Both Isis and the S.D. contain a number of half-statements which have to be put together to get the whole truth, probably intentionally so, as the object of the teachings was at least as much to teach people to think as it was to convey definite tenets. Your quotation from S.D. I, 639 seems to be in that class. It applies to the local "preordination" of the events which will happen to the personality as the result of its own choices in the past; and even within that field shows a wide range of choice. It depends entirely on the difference between the Egoic and personal point of view. To the uninformed personality everything is predestination, merely because it does not see the line of causation -- which blindness the post-mortem vision cures temporarily.
COMPILER'S NOTE: The following is a separate item which followed the above article but was on the same page. I felt it was useful to include it here:
OUR LIFE UPON EARTH
To the Buddhist the Cosmos is not divine at all -- quite the reverse. It is Karma, it is the creation of thoughts and acts of error. Likewise it is an illusion.
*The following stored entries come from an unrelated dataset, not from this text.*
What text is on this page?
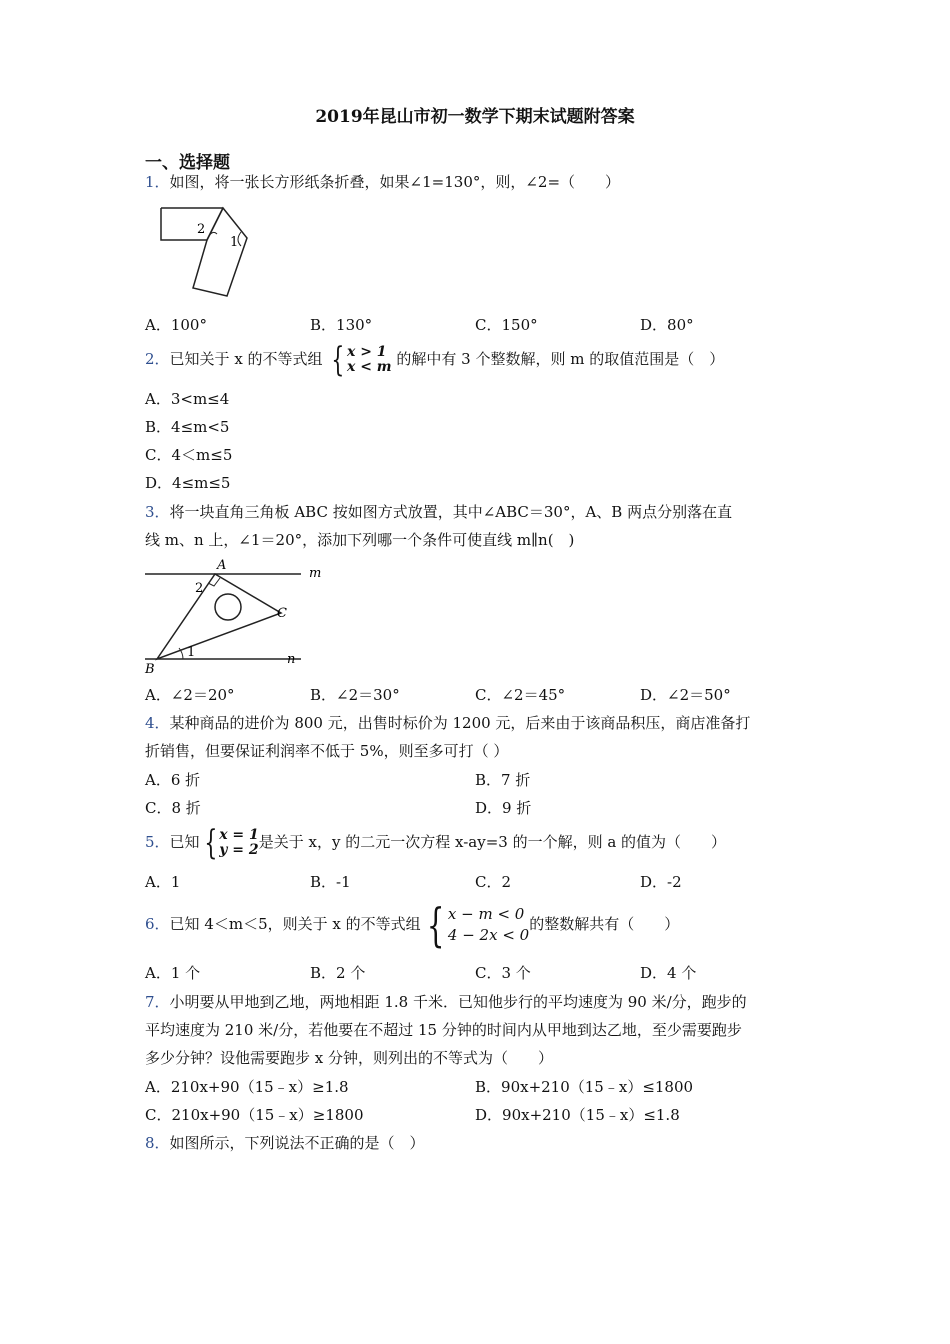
2019年昆山市初一数学下期末试题附答案
一、选择题
1．如图，将一张长方形纸条折叠，如果∠1=130°，则，∠2=（　　）
2
1
A．100°	B．130°	C．150°	D．80°
2．已知关于 x 的不等式组 { x > 1
x < m 的解中有 3 个整数解，则 m 的取值范围是（　）
A．3<m≤4
B．4≤m<5
C．4＜m≤5
D．4≤m≤5
3．将一块直角三角板 ABC 按如图方式放置，其中∠ABC＝30°，A、B 两点分别落在直
线 m、n 上，∠1＝20°，添加下列哪一个条件可使直线 m∥n(　)
A
2
C
1
B
m
n
A．∠2＝20°	B．∠2＝30°	C．∠2＝45°	D．∠2＝50°
4．某种商品的进价为 800 元，出售时标价为 1200 元，后来由于该商品积压，商店准备打
折销售，但要保证利润率不低于 5%，则至多可打（ ）
A．6 折	B．7 折
C．8 折	D．9 折
5．已知 { x = 1
y = 2 是关于 x，y 的二元一次方程 x-ay=3 的一个解，则 a 的值为（　　）
A．1	B．-1	C．2	D．-2
6．已知 4＜m＜5，则关于 x 的不等式组 { x − m < 0
4 − 2x < 0
的整数解共有（　　）
A．1 个	B．2 个	C．3 个	D．4 个
7．小明要从甲地到乙地，两地相距 1.8 千米．已知他步行的平均速度为 90 米/分，跑步的
平均速度为 210 米/分，若他要在不超过 15 分钟的时间内从甲地到达乙地，至少需要跑步
多少分钟？设他需要跑步 x 分钟，则列出的不等式为（　　）
A．210x+90（15﹣x）≥1.8	B．90x+210（15﹣x）≤1800
C．210x+90（15﹣x）≥1800	D．90x+210（15﹣x）≤1.8
8．如图所示，下列说法不正确的是（　）
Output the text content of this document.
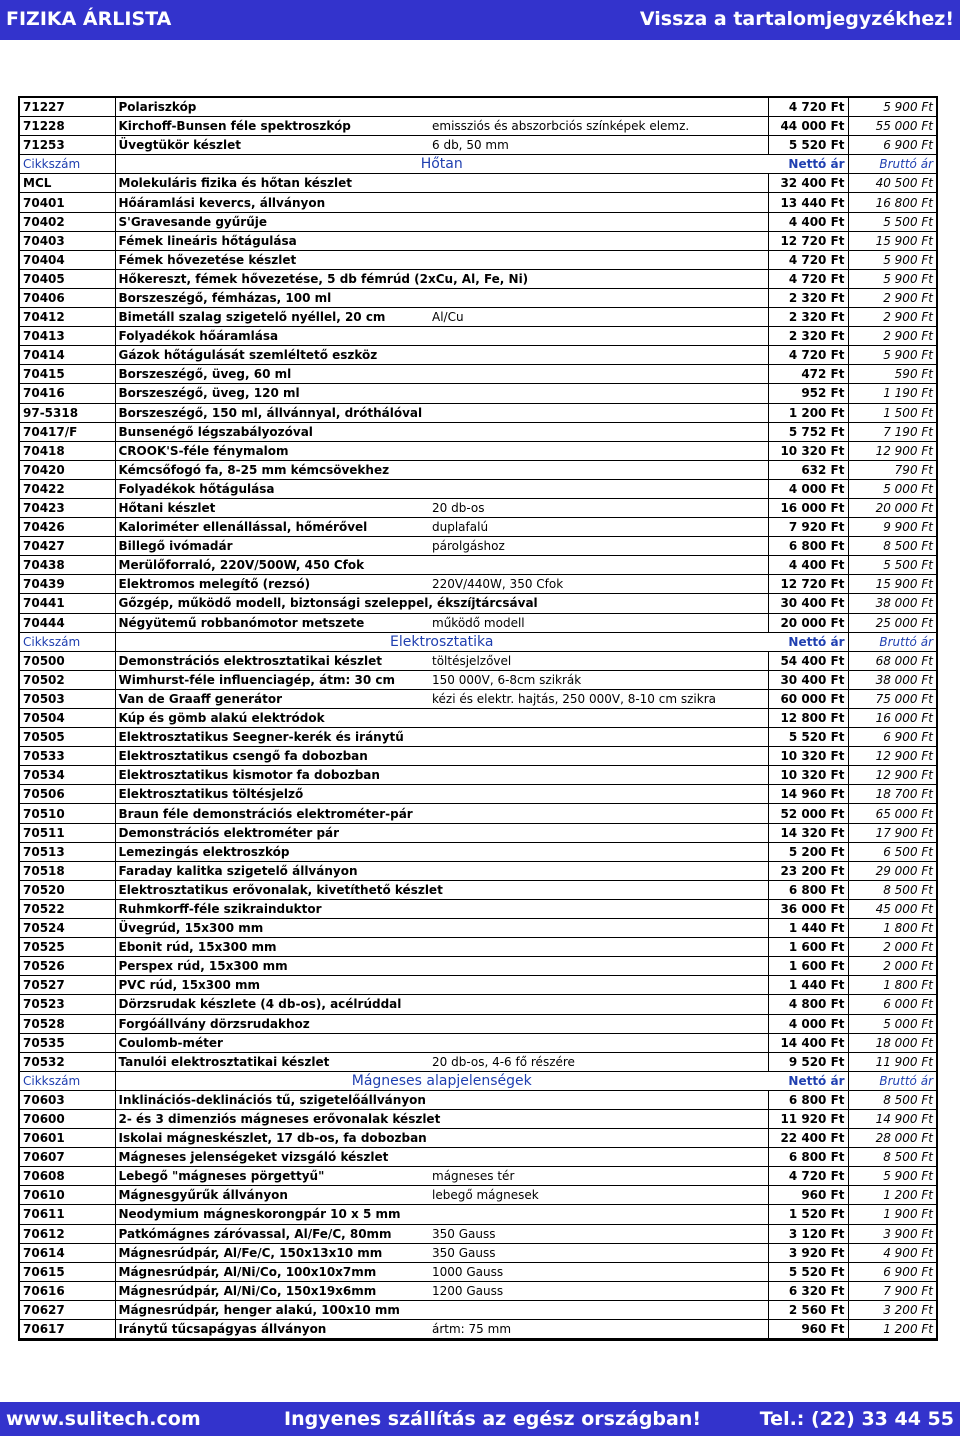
FIZIKA ÁRLISTA	Vissza a tartalomjegyzékhez!
71227	Polariszkóp		4 720 Ft	5 900 Ft
71228	Kirchoff-Bunsen féle spektroszkóp	emissziós és abszorbciós színképek elemz.	44 000 Ft	55 000 Ft
71253	Üvegtükör készlet	6 db, 50 mm	5 520 Ft	6 900 Ft
Cikkszám	Hőtan		Nettó ár	Bruttó ár
MCL	Molekuláris fizika és hőtan készlet		32 400 Ft	40 500 Ft
70401	Hőáramlási kevercs, állványon		13 440 Ft	16 800 Ft
70402	S'Gravesande gyűrűje		4 400 Ft	5 500 Ft
70403	Fémek lineáris hőtágulása		12 720 Ft	15 900 Ft
70404	Fémek hővezetése készlet		4 720 Ft	5 900 Ft
70405	Hőkereszt, fémek hővezetése, 5 db fémrúd (2xCu, Al, Fe, Ni)		4 720 Ft	5 900 Ft
70406	Borszeszégő, fémházas, 100 ml		2 320 Ft	2 900 Ft
70412	Bimetáll szalag szigetelő nyéllel, 20 cm	Al/Cu	2 320 Ft	2 900 Ft
70413	Folyadékok hőáramlása		2 320 Ft	2 900 Ft
70414	Gázok hőtágulását szemléltető eszköz		4 720 Ft	5 900 Ft
70415	Borszeszégő, üveg, 60 ml		472 Ft	590 Ft
70416	Borszeszégő, üveg, 120 ml		952 Ft	1 190 Ft
97-5318	Borszeszégő, 150 ml, állvánnyal, dróthálóval		1 200 Ft	1 500 Ft
70417/F	Bunsenégő légszabályozóval		5 752 Ft	7 190 Ft
70418	CROOK'S-féle fénymalom		10 320 Ft	12 900 Ft
70420	Kémcsőfogó fa, 8-25 mm kémcsövekhez		632 Ft	790 Ft
70422	Folyadékok hőtágulása		4 000 Ft	5 000 Ft
70423	Hőtani készlet	20 db-os	16 000 Ft	20 000 Ft
70426	Kaloriméter ellenállással, hőmérővel	duplafalú	7 920 Ft	9 900 Ft
70427	Billegő ivómadár	párolgáshoz	6 800 Ft	8 500 Ft
70438	Merülőforraló, 220V/500W, 450 Cfok		4 400 Ft	5 500 Ft
70439	Elektromos melegítő (rezsó)	220V/440W, 350 Cfok	12 720 Ft	15 900 Ft
70441	Gőzgép, működő modell, biztonsági szeleppel, ékszíjtárcsával		30 400 Ft	38 000 Ft
70444	Négyütemű robbanómotor metszete	működő modell	20 000 Ft	25 000 Ft
Cikkszám	Elektrosztatika		Nettó ár	Bruttó ár
70500	Demonstrációs elektrosztatikai készlet	töltésjelzővel	54 400 Ft	68 000 Ft
70502	Wimhurst-féle influenciagép, átm: 30 cm	150 000V, 6-8cm szikrák	30 400 Ft	38 000 Ft
70503	Van de Graaff generátor	kézi és elektr. hajtás, 250 000V, 8-10 cm szikra	60 000 Ft	75 000 Ft
70504	Kúp és gömb alakú elektródok		12 800 Ft	16 000 Ft
70505	Elektrosztatikus Seegner-kerék és iránytű		5 520 Ft	6 900 Ft
70533	Elektrosztatikus csengő fa dobozban		10 320 Ft	12 900 Ft
70534	Elektrosztatikus kismotor fa dobozban		10 320 Ft	12 900 Ft
70506	Elektrosztatikus töltésjelző		14 960 Ft	18 700 Ft
70510	Braun féle demonstrációs elektrométer-pár		52 000 Ft	65 000 Ft
70511	Demonstrációs elektrométer pár		14 320 Ft	17 900 Ft
70513	Lemezingás elektroszkóp		5 200 Ft	6 500 Ft
70518	Faraday kalitka szigetelő állványon		23 200 Ft	29 000 Ft
70520	Elektrosztatikus erővonalak, kivetíthető készlet		6 800 Ft	8 500 Ft
70522	Ruhmkorff-féle szikrainduktor		36 000 Ft	45 000 Ft
70524	Üvegrúd, 15x300 mm		1 440 Ft	1 800 Ft
70525	Ebonit rúd, 15x300 mm		1 600 Ft	2 000 Ft
70526	Perspex rúd, 15x300 mm		1 600 Ft	2 000 Ft
70527	PVC rúd, 15x300 mm		1 440 Ft	1 800 Ft
70523	Dörzsrudak készlete (4 db-os), acélrúddal		4 800 Ft	6 000 Ft
70528	Forgóállvány dörzsrudakhoz		4 000 Ft	5 000 Ft
70535	Coulomb-méter		14 400 Ft	18 000 Ft
70532	Tanulói elektrosztatikai készlet	20 db-os, 4-6 fő részére	9 520 Ft	11 900 Ft
Cikkszám	Mágneses alapjelenségek		Nettó ár	Bruttó ár
70603	Inklinációs-deklinációs tű, szigetelőállványon		6 800 Ft	8 500 Ft
70600	2- és 3 dimenziós mágneses erővonalak készlet		11 920 Ft	14 900 Ft
70601	Iskolai mágneskészlet, 17 db-os, fa dobozban		22 400 Ft	28 000 Ft
70607	Mágneses jelenségeket vizsgáló készlet		6 800 Ft	8 500 Ft
70608	Lebegő "mágneses pörgettyű"	mágneses tér	4 720 Ft	5 900 Ft
70610	Mágnesgyűrűk állványon	lebegő mágnesek	960 Ft	1 200 Ft
70611	Neodymium mágneskorongpár 10 x 5 mm		1 520 Ft	1 900 Ft
70612	Patkómágnes záróvassal, Al/Fe/C, 80mm	350 Gauss	3 120 Ft	3 900 Ft
70614	Mágnesrúdpár, Al/Fe/C, 150x13x10 mm	350 Gauss	3 920 Ft	4 900 Ft
70615	Mágnesrúdpár, Al/Ni/Co, 100x10x7mm	1000 Gauss	5 520 Ft	6 900 Ft
70616	Mágnesrúdpár, Al/Ni/Co, 150x19x6mm	1200 Gauss	6 320 Ft	7 900 Ft
70627	Mágnesrúdpár, henger alakú, 100x10 mm		2 560 Ft	3 200 Ft
70617	Iránytű tűcsapágyas állványon	ártm: 75 mm	960 Ft	1 200 Ft
www.sulitech.com	Ingyenes szállítás az egész országban!	Tel.: (22) 33 44 55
Our life upon earth is a state of sleep. Yet we do not sleep utterly. There are gleams in our darkness -- auroral wakenings of Love and Pity and Sympathy and Magnanimity: these are selfless and true, these are eternal and divine, these are the Four Infinite Feelings in whose after-glow all forms and illusions will vanish like mists in the light of the sun. But, except in so far as we wake to these feelings, we are dreamers indeed, moaning unaided in darkness, tortured by shadowy horror. All of us dream; none are fully awake; and many, who pass for the wise of the world, know even less of the truth than my dog that howls in the night.